Yesterday I submitted to Cascade Books my final manuscript of Living in Truth, Beauty, and Goodness: Values and Virtues. It will be published next summer. Thirty-four years of drafting it has come to an end.
“Beginning, middle, and end,” I would tell my son Ben when he was young. My purpose was not so much to induce him to gather himself a bit before starting something as to pick up after himself when he was done.
I well know that this is not the end. There will be editing and much more to do before publication, which itself is only a beginning. Reflecting on that fact of no real end in sight, I could feel the surge of truth, beauty, and goodness flow as a powerful, endless river coursing through me.
I remember hearing a sermon during my childhood telling the congregation of the minister’s opinion that when you die, God takes what is good and lets the rest become recycled. In that sense, goodness goes on. I agree that goodness goes on, and I also believe that we go on as persons if we choose in faith to do so.
The beginning of my book began when I was inspired to begin developing my own philosophy of living in truth, beauty, and goodness. That was almost a decade before my first draft. But the real beginnings came before that, going back to childhood experiences, the way my parents each in their own way cared for those values, the wider history of which I am a part, and the Creator whose values quietly and powerfully accompany the evolution of our world.
“In the beginning God created the heavens and the earth.” Thus begins the Book of Genesis.
Physicists calculate that the universe began 13.7 billion years ago in what they call the Big Bang. That term connotes an explosion without purposeful development; but if physicists try to trace the earliest phase of the universe, the earliest fraction of a second, they come to a point where the laws of physics become meaningless. In other words, from the perspective of physics, you have an initial incoherent chaos—and then the laws of physics kick in. It’s not for physics to ask why or how that transition is made, for only after this transition is their work meaningful. But philosophy can wonder beyond the limits of science, and religion can believe beyond the limits of philosophy.
If God is eternal, he is beyond time. “Everlasting” means never-ending, but the word “eternal” points to a mystery beyond that. We creatures of time cannot gain that top-down perspective of eternity. But wherever God reveals himself and whenever God works within us, we can glimpse something.
Beginning, middle, and end.
The philosopher Jean-Paul Sartre said that we cannot think back to beginnings, since we are already existing, already in the middle of a process, before we can even think about an origin that remains utterly obscure as we try to penetrate backwards.

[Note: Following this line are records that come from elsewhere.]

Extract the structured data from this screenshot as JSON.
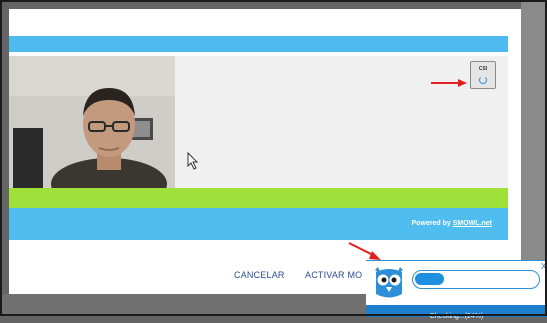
{
  "camera_button": {
    "label": "CSI"
  },
  "footer": {
    "powered_prefix": "Powered by ",
    "powered_link": "SMOWL.net"
  },
  "actions": {
    "cancel_label": "CANCELAR",
    "activate_label": "ACTIVAR MO"
  },
  "smowl_widget": {
    "close_label": "X",
    "progress": 0.24,
    "status": "Checking...(24%)"
  },
  "colors": {
    "accent_blue": "#4dbbef",
    "accent_green": "#9fe03a",
    "widget_blue": "#1e7fcf",
    "annotation_red": "#e02020",
    "button_text": "#2d4a8e"
  },
  "icons": [
    "refresh-icon",
    "cursor-icon",
    "owl-logo-icon",
    "arrow-annotation-icon"
  ]
}
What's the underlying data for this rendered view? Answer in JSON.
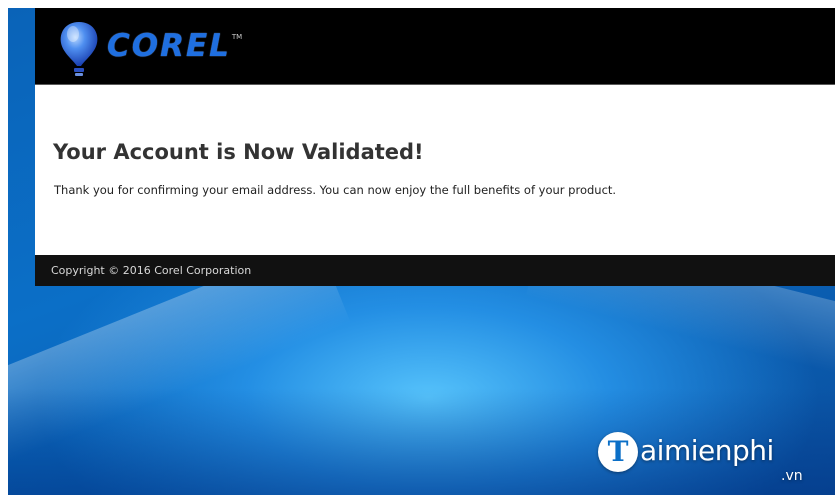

Middles make sense in light of beginnings and ends. Most scientists since Galileo keep their analyses free of ends in the sense of goals that imply purpose. From a modern and strictly scientific perspective, human actions may have beginnings, middles, and ends, but such purposive striving is an anomaly in the cosmos. But I have argued that such restrictions on science do not represent the best of philosophical thinking and even biological thought (“Teleology Past and Present”).
I believe that our end or goal is to grow up, not just in the human cycle of birth and growth to maturity followed by death. I believe that we are destined (with free will) to grow up to the full spiritual stature of becoming like God in the way that is possible for a finite mortal child of an infinite Source Personality.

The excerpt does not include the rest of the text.